Smarsh and NextRequest have entered a partnership that will enable public entities to more readily answer public records requests through a single, streamlined solution. The partnership comes as 100,000-plus federal, state and local governments manage a deluge of public records requests that only continues to grow. As these requests proliferate, agencies of all sizes are having to expend ever growing resources to meet the demand. This demand affects data retention of electronic communications including email, text messages, social media posts and instant messages.

NextRequest’s online portal provides a single request point for public records and streamlines management of responses to these requests as they come from journalists and the public at large. Smarsh’s Archiving Platform, meanwhile, enables automated retention of emails, text messages and other electronic communications, storing digital records in their native format. Archives within Smarsh are fully search enabled.

“These two products are highly complementary, and when used together create a truly innovative solution,” said Sam Kolbert-Hyle, a Smarsh senior vice president. “This partnership between Smarsh and NextRequest enables government officials to dramatically reduce the time needed to produce records by tightening and automating the process from capture to production – which simply hasn’t existed in the past.”

The partnership reflects the continued expansion of Smarsh in the public sector space, where its technology is already in use with agencies in 40 of the 50 states.

“There is growing need in the public sector to modernize its approach to the retention, oversight and production of electronic communications in response to open-records laws and litigation pressure,” explains Ken Anderson, vice president of marketing at Smarsh.

The tie-up between Smarsh and NextRequest aims to meet that need by providing a complete solution for agencies when it comes to records retention and compliance with public records availability laws. The combined solution will save resources for many organizations while increasing their responsiveness to requests from the public.

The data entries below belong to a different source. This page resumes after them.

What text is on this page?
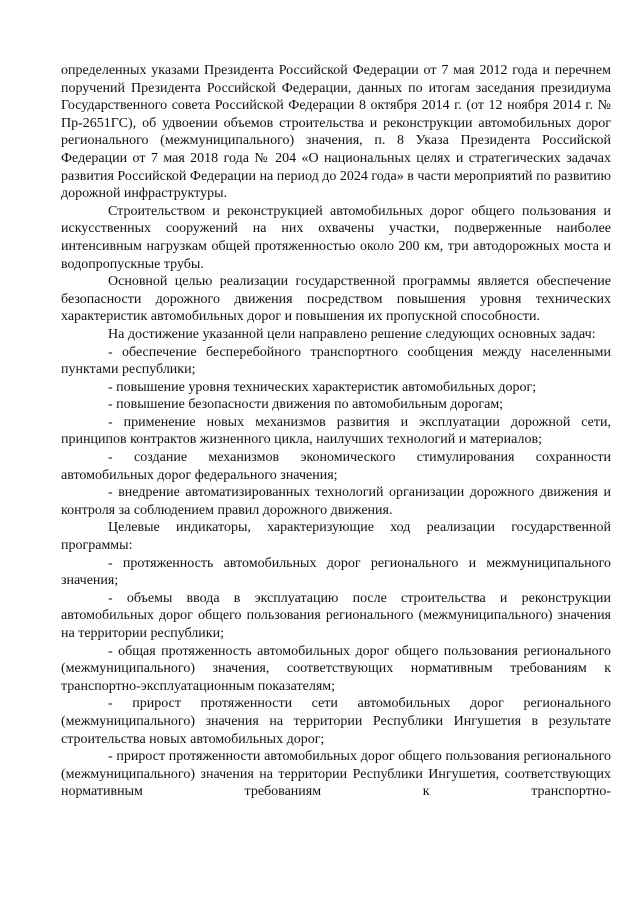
определенных указами Президента Российской Федерации от 7 мая 2012 года и перечнем поручений Президента Российской Федерации, данных по итогам заседания президиума Государственного совета Российской Федерации 8 октября 2014 г. (от 12 ноября 2014 г. № Пр-2651ГС), об удвоении объемов строительства и реконструкции автомобильных дорог регионального (межмуниципального) значения, п. 8 Указа Президента Российской Федерации от 7 мая 2018 года № 204 «О национальных целях и стратегических задачах развития Российской Федерации на период до 2024 года» в части мероприятий по развитию дорожной инфраструктуры.

Строительством и реконструкцией автомобильных дорог общего пользования и искусственных сооружений на них охвачены участки, подверженные наиболее интенсивным нагрузкам общей протяженностью около 200 км, три автодорожных моста и водопропускные трубы.

Основной целью реализации государственной программы является обеспечение безопасности дорожного движения посредством повышения уровня технических характеристик автомобильных дорог и повышения их пропускной способности.

На достижение указанной цели направлено решение следующих основных задач:

- обеспечение бесперебойного транспортного сообщения между населенными пунктами республики;

- повышение уровня технических характеристик автомобильных дорог;

- повышение безопасности движения по автомобильным дорогам;

- применение новых механизмов развития и эксплуатации дорожной сети, принципов контрактов жизненного цикла, наилучших технологий и материалов;

- создание механизмов экономического стимулирования сохранности автомобильных дорог федерального значения;

- внедрение автоматизированных технологий организации дорожного движения и контроля за соблюдением правил дорожного движения.

Целевые индикаторы, характеризующие ход реализации государственной программы:

- протяженность автомобильных дорог регионального и межмуниципального значения;

- объемы ввода в эксплуатацию после строительства и реконструкции автомобильных дорог общего пользования регионального (межмуниципального) значения на территории республики;

- общая протяженность автомобильных дорог общего пользования регионального (межмуниципального) значения, соответствующих нормативным требованиям к транспортно-эксплуатационным показателям;

- прирост протяженности сети автомобильных дорог регионального (межмуниципального) значения на территории Республики Ингушетия в результате строительства новых автомобильных дорог;

- прирост протяженности автомобильных дорог общего пользования регионального (межмуниципального) значения на территории Республики Ингушетия, соответствующих нормативным требованиям к транспортно-
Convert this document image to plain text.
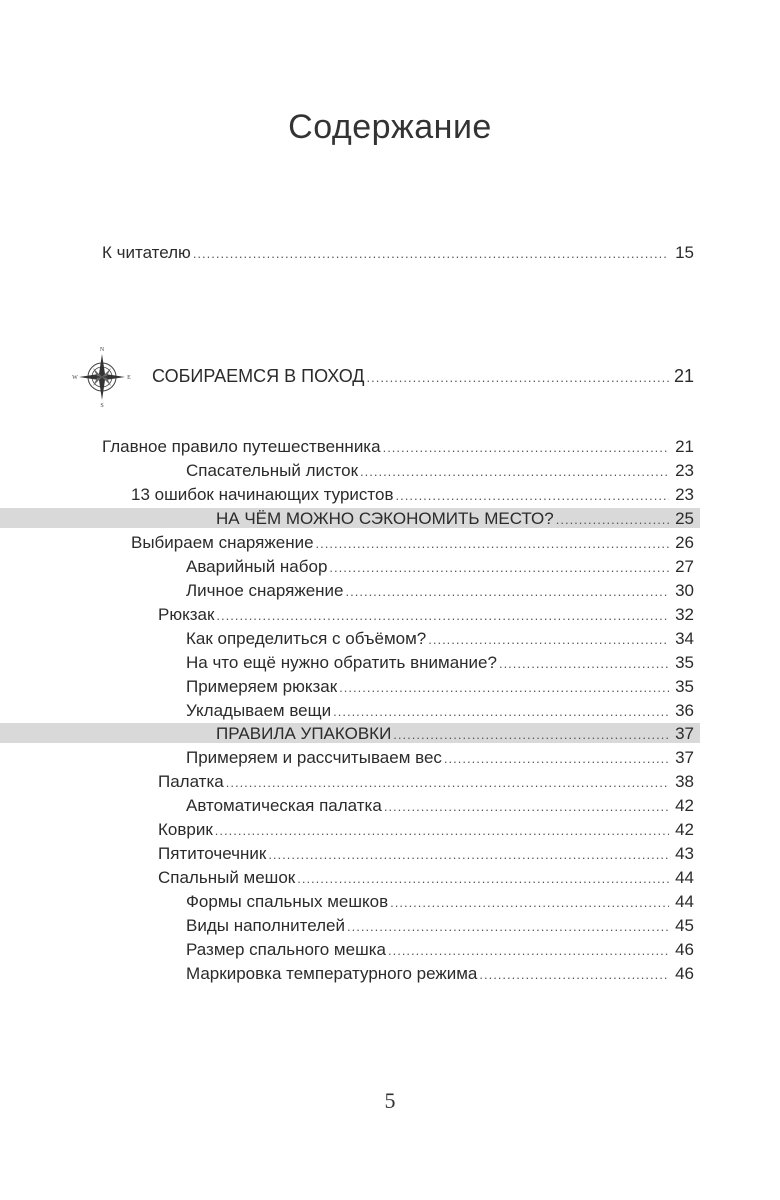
Содержание
N
S
E
W
К читателю .....	15
СОБИРАЕМСЯ В ПОХОД .....	21
Главное правило путешественника .....	21
Спасательный листок .....	23
13 ошибок начинающих туристов .....	23
НА ЧЁМ МОЖНО СЭКОНОМИТЬ МЕСТО? .....	25
Выбираем снаряжение .....	26
Аварийный набор .....	27
Личное снаряжение .....	30
Рюкзак .....	32
Как определиться с объёмом? .....	34
На что ещё нужно обратить внимание? .....	35
Примеряем рюкзак .....	35
Укладываем вещи .....	36
ПРАВИЛА УПАКОВКИ .....	37
Примеряем и рассчитываем вес .....	37
Палатка .....	38
Автоматическая палатка .....	42
Коврик .....	42
Пятиточечник .....	43
Спальный мешок .....	44
Формы спальных мешков .....	44
Виды наполнителей .....	45
Размер спального мешка .....	46
Маркировка температурного режима .....	46
5
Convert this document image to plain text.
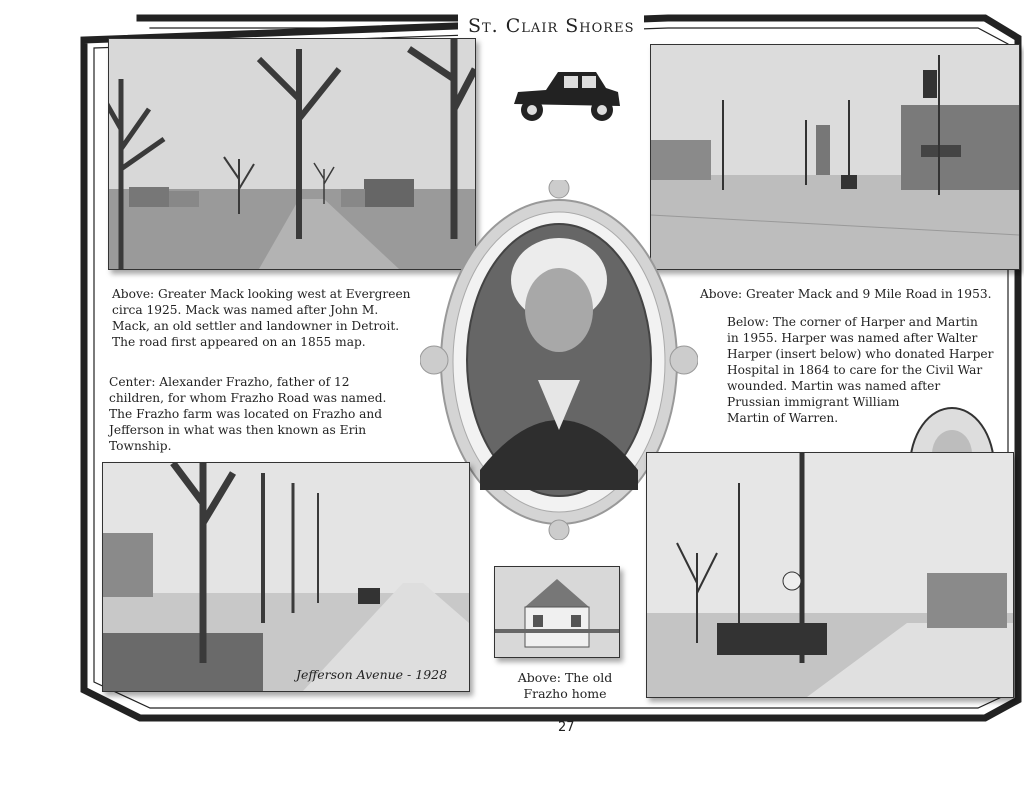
St. Clair Shores
Above: Greater Mack looking west at Evergreen
circa 1925. Mack was named after John M.
Mack, an old settler and landowner in Detroit.
The road first appeared on an 1855 map.
Center: Alexander Frazho, father of 12
children, for whom Frazho Road was named.
The Frazho farm was located on Frazho and
Jefferson in what was then known as Erin
Township.
Above: Greater Mack and 9 Mile Road in 1953.
Below: The corner of Harper and Martin
in 1955. Harper was named after Walter
Harper (insert below) who donated Harper
Hospital in 1864 to care for the Civil War
wounded. Martin was named after
Prussian immigrant William
Martin of Warren.
Jefferson Avenue - 1928	Above: The old
Frazho home
27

“The proliferation of smartphones and digital messaging has created greater urgency for public agencies to show responsiveness to public records requests,” said Tamara Manik-Perlman, CEO of NextRequest. “We are excited about this partnership of NextRequest and Smarsh because it provides such natural, technology-driven added value. Records teams and legal teams are now able to utilize robust features like message retention rules, review workflows and redaction that will make their lives significantly easier.”

Capabilities of the combined system include the capture digital messages, including social media posts, instant messages, texts and email. Data from business and personal mobile devices can be archived. Archived communications can be readily searched and reviewed in one place.

The system will also automatically send certain requesters to information available online when appropriate. The integrated Smarsh-NextRequest solution includes reporting tools and process automation for efficient, streamlined management of public records requests.

Smarsh’s Anderson adds that tools like the Smarsh-NextRequest solution can also help government agencies improve the speed and manner in which they serve their citizens.

“We’ve seen a number of examples of municipal services using social media to distribute real-time updates on situations that are impacting citizens – impacting traffic or service interruptions and maintenance, for instance,” Anderson explains. “We provide the retention piece, as well as metadata around these communications. This helps construct timelines and key player lists when investigations occur, for instance, as well as an immutable chain of custody record around these communications.”

To that end, Smarsh published a white paper that outlines how public safety agencies can create policies that allow for compliant use of SMS/text messaging. Anderson says demand for such solutions is spreading on a somewhat regional basis, with strong adoption in Florida, North Carolina, Washington and California.